Quoth the Raven…BuyItHere>
The Moon Man Volume Two 1934 by Fredrick Davis
Continuing the adventures of one of Pulp’s strangest heroes!
This second volume contains the six Moon Man adventures from 1934. They take up directly from where volume one left off. However, most of these stories are battles against a group known as the Red Six. Six scarlet masked masters of crime have many masked underlings. No one knows the identities of the top six men.
The many underlings are forced to work for this organization by blackmail. “We give silence for silence!” is a motto often quoted by the men at the top. The persecuted are from every walk of life, giving the Red Six a foothold in business, shops, banks, museums, wealthy families, etc.

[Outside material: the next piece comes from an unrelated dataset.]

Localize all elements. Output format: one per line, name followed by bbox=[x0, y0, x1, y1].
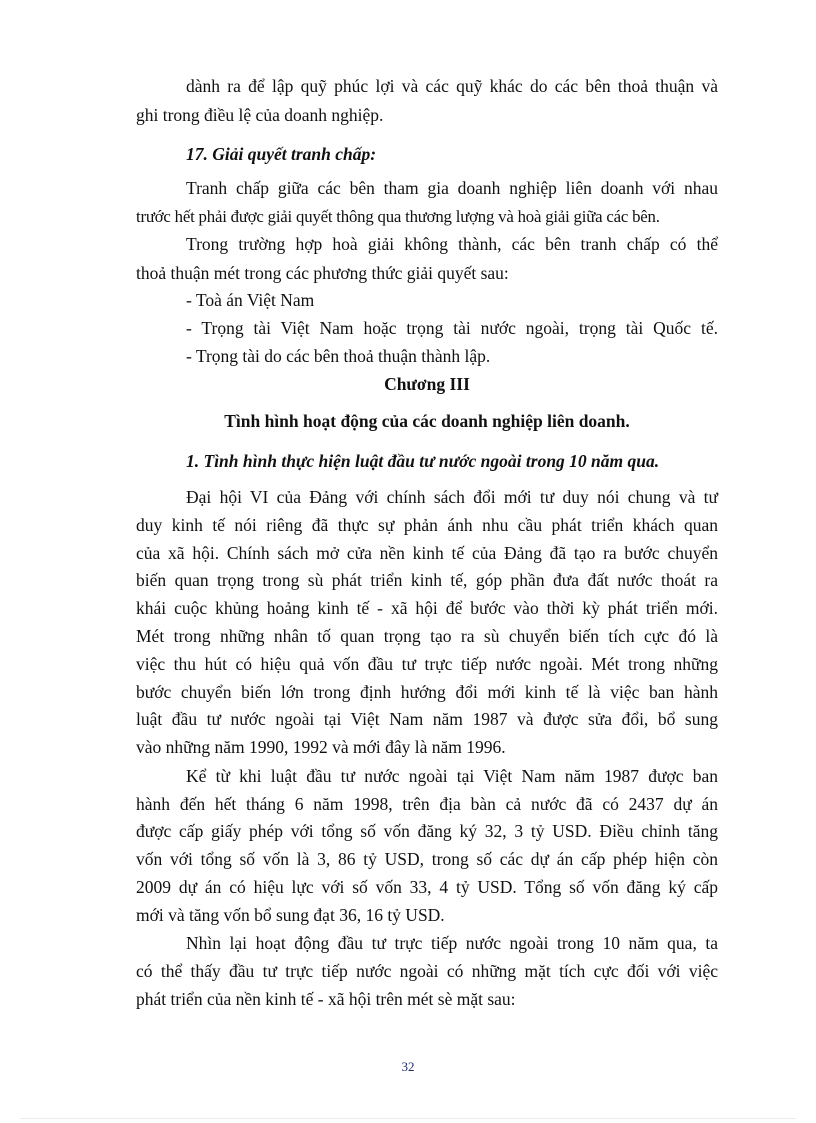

They are looking for a foothold in the Great City Police Department…
Then the man at the top, Primus, discovers the secret of the Moon Man…
I give this book five stars plus!
Quoth the Raven…
Sherlock Holmes: Consulting Detective 9 by IA Watson and Fred Adams Jr.
This is volume nine in the ongoing series by Airship 27. There are five short stories in the book. All are very well written!
“The Adventure of the Failing Light” by IA Watson opens the book with a bang! This is the true story of the missing lighthouse keepers on Eilean Mor, off the coast of northwestern Scotland. The keepers were discovered missing without a trace in December 1900. The Flannan Isles Lighthouse had been inoperative for some time, endangering ships. The only permanent residents of Eilean Mor were sheep. This is what may have happened if Sherlock Holmes had been consulted.
“The Adventure of the Three-Strand Garrote” by Fred Adams, Jr deals with Holmes investigating a series of murders. Wiggins brings the case to Holmes because his Uncle and his Uncle’s friend, both wounded veterans of the Afghan War, are suspected in the deaths…
This story is runner-up and honorable mention, as far as I am concerned!
“The Betrayal” by Erick Franklin finds a friend of Watson, a fellow veteran of the Afghan War and also wounded at Maiwand, accused of murder. Watson’s gut feeling tells him that his friend is innocent. Holmes’ investigation has the suspicion of guilt being a probability of guilt. The two friends clash, neither backing down.
“The Adventure of the Picked Pocket” by Fred Adams, Jr deals with a problem most unusual. A man has evidence of a crime lost from his possession when a pick-pocket decides on him for a victim! Two crimes, one victim, and a deadly ending make for naming the story second runner-up!
“The Adventure of the Brazilian Beetle” by Aaron Smith takes “Best in Book!” from me. An artist makes a chance acquaintance of a young Brazilian woman in Highgate Cemetery. The woman has agreed to pose for the artist but fails to keep the appointment. While attempting to find her, he discovers a carved silver beetle she wore as a brooch lying in the street. He could have never suspected what the investigation would ultimately uncover!
The book is a fine addition to this wonderful series! I give it five stars plus!